Oh, and then there’s the two auto mechanics looking at a diagnostic readout of what all is wrong with your car, shaking their heads dolefully. They always travel in pairs you know, and they are having a discussion now as to which will break the news to you and which will catch you when you faint. They creep up the walkway, softly wailing like spirits from the Greek underworld, ‘It’s your electrical system! It’s your electrical system!” There names, you see now, are stitched into the front of their work shirts. “Ernie,” and “Brad.” You don’t want to get dragged down to Automotive Hell by two guys named Ernie and Brad, you wanted it to be more special than that, but, boy, it looks like that is exactly what is going to happen here.

Brushing past these two is a fellow who identifies himself as someone from the Social Security Office.
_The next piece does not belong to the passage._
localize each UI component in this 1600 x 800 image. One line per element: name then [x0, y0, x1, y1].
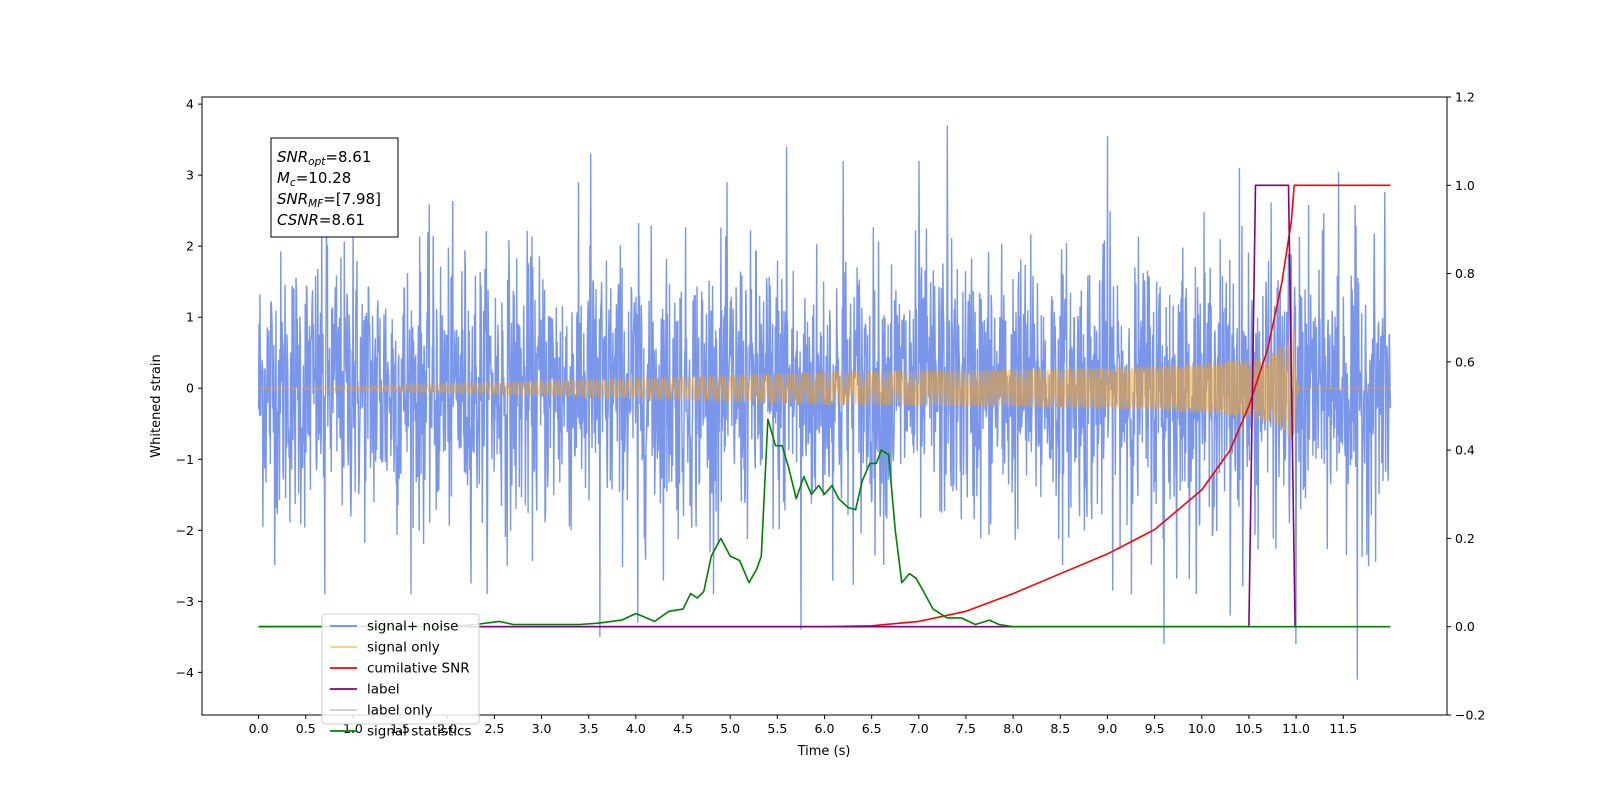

You think he is there to let you know what your monthly benefits are going to be once you escape the rate race of full employment, but no, he just wanted to inform you that due to your answering ‘yes’ on the fourteenth question on page eight when you filled out your Social Security form back when you were eight or nine, due to you answering ‘yes’ to that question it turns out that not only will you not be receiving benefits once you retire, but in fact, you are obliged to send a monthly check in that amount made out to the Social Security Office itself.

The guy holds up the form, now crumbling with age, and points to your childish scrawl, “See? See right here? See, you said so right here, that’s what you agreed to. See?”

You want to take up the issue with him but you don’t have time because here comes the Demon Roofer and the Barbecue Madman and the Dawnest Before the Dark Guy who specializes in looming disasters that befall guys just like you, or to be more specific, you, you yourself, and well, they just go on and on.

They are lined up down the street now, The Lunatic Boss, The Nutrition Dictator, The Sorrowful Lawn Guy, The TED Talk Guy, The Most Unimpressed Man in the World…but wait, who is this standing patiently in line?

Oh, it’s The Utter Rationalist whose demeanor is generally one of complete puzzlement and it is usually directed solely at you.

He has asked you, it seems, what it was you majored in in college and when you tell him what it was he takes a second to clear his head and then says, “but what in the world did you think that was going to do for you?”

Though you aren’t sure yourself what your thinking was at the time, you don’t like his attitude so you tell him that a lot of people would be proud to be where you are today and again he shakes his head and looks at you all confused, “but why would that be?” It seems to baffle him that you exist at all. He shakes his head some more.

These and others, it seems they have gathered and descended upon you, as ghouls are said to do when they have spotted a helpless victim and communicated the fact across the ghoulish network, and they just can’t wait to get up to the porch and say their piece.

It is hard enough on a person to manage these characters when they pop up at random times during the course of the busy day, but it is scary as all get-out when they stack up like this.

No, no, far better to face the monsters we know, the Frankenstein creation, the werewolf, the vampire, the ghost. They are far easier on the modern nervous system.